I know this will sound like a joke yet with so much certainty I will miss my lecturers who took their time to educate my ignorance. Those professors who at times annoyed me with too much assignments and long essays yet greatly impacted my life. I want to thank my Political Science lecturers who taught me a lot on Marxism of Karl Marx, Foreign Policy, Cold War, League of Nations that was propagated by Theodore Roosevelt in 1902, the great diplomat that ever existed in his time, Klemens Wenzeh Furst von Metternich not forgetting the sweet lessons on Joseph Schumpeter. I could not have understood this much if it were not for you.
And of course my biggest dream of all, it is now time for a real paycheck. Time to have some really good money hitting my bank account. Perhaps money that would just be lying there because I don’t necessarily have to consume it all since I already have more than enough. There is just that pride that comes with having too much of something. Being at the place of Bill Gates does sound like a dream yet I know that it will be worthwhile. But before I get to that point of so much societal importance, I am looking forward to putting “Graduated” on my Facebook Profile. Well yeah, it is important that the world recognizes a new hustler in town. I know given any opportunity from this day, I will not forget to casually tell people, “And hey, I just graduated last month.” Well that’s the pride that comes with it.
Well, now that I have graduated, I want to get married and even have kids. I do not mean to say I will rush into it; I am just certain that the transition from my graduate’s gown is a wedding gown. How much fun it will be to celebrate the joy of marriage and children when finally the right time for that has come. About the man to walk down the aisle with, well that is left for another day’s discussion. When time is ripe for me, I will definitely spill the beans.”

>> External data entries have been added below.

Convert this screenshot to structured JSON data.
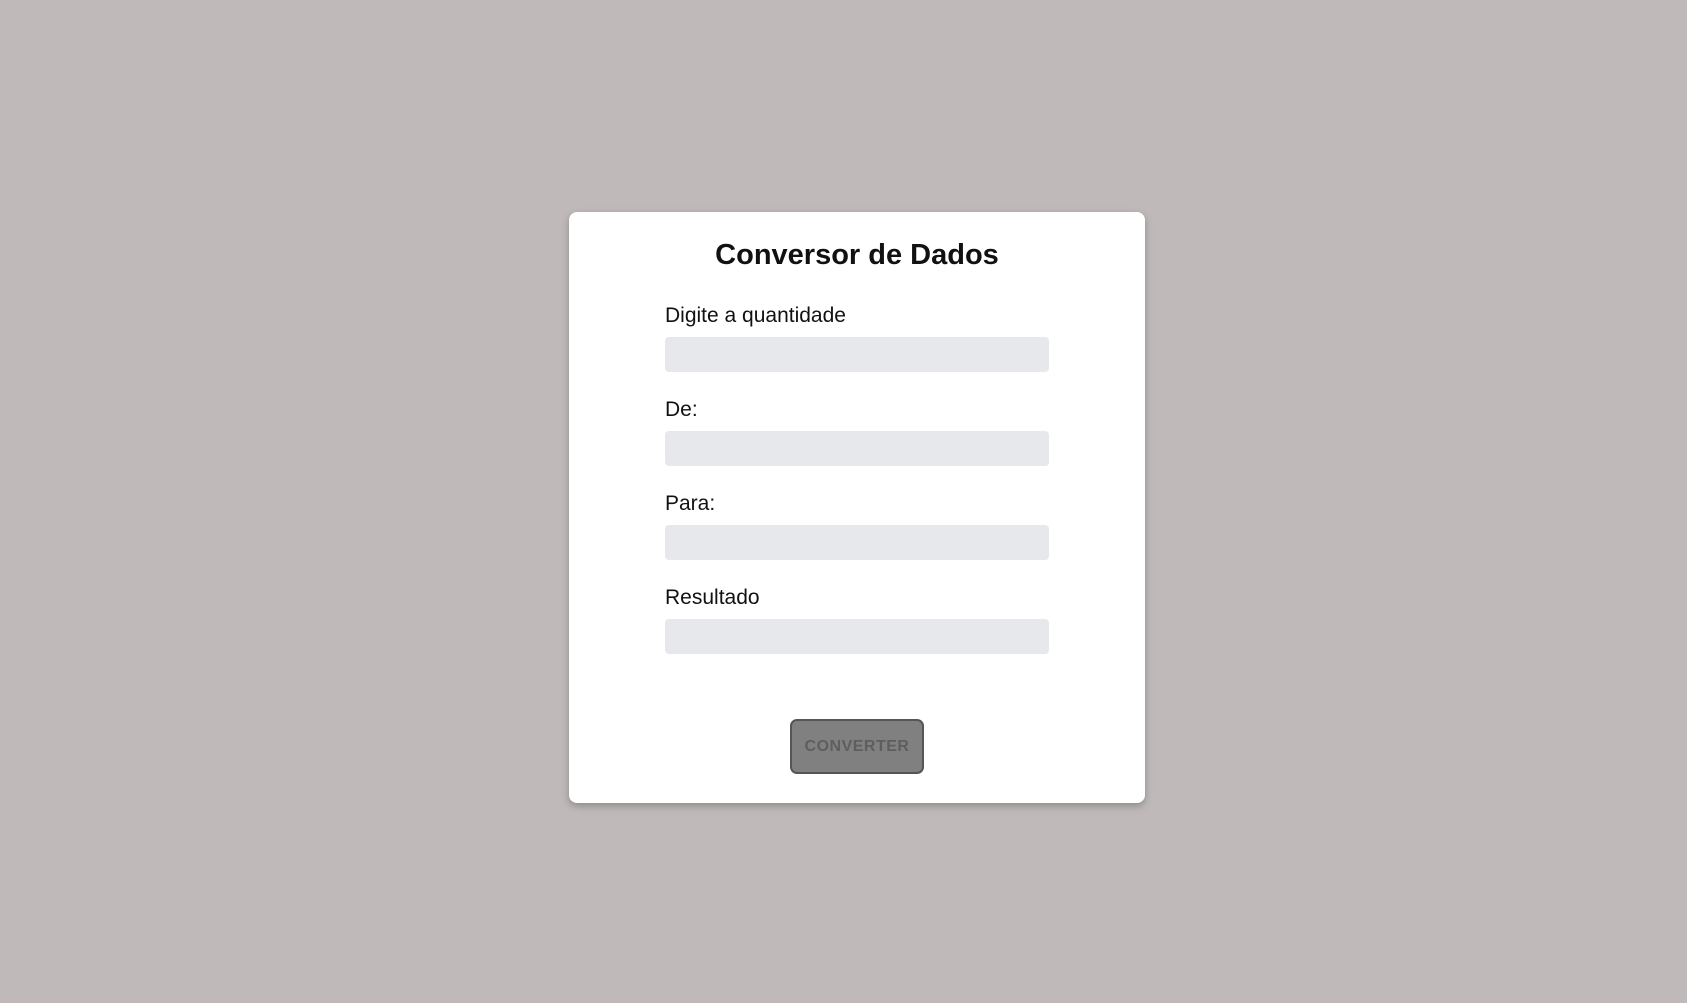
{
  "form": {
    "title": "Conversor de Dados",
    "fields": [
      {
        "label": "Digite a quantidade",
        "value": "",
        "placeholder": ""
      },
      {
        "label": "De:",
        "value": "",
        "placeholder": ""
      },
      {
        "label": "Para:",
        "value": "",
        "placeholder": ""
      },
      {
        "label": "Resultado",
        "value": "",
        "placeholder": ""
      }
    ],
    "button_label": "CONVERTER"
  },
  "colors": {
    "background": "#bfb9b9",
    "card": "#ffffff",
    "input_bg": "#e6e8eb",
    "button_bg": "#808080",
    "button_text": "#5e5e5e"
  }
}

Hey wait! The much I can do now is just wish.Wish I were dressed in that gown not on any other day but on my graduation day. Until that time comes, I am entitled to wishes, only wishes and building castles in the air. Still I have to continue studying, master those concepts which I can barely understand and grasp the bunch I can. For now I can only continue to fit into my friend’s gowns and wonder how fitting mine will be. Well, there’s no need to worry about anything for it is just around the corner. Let us still continue waiting upon that day.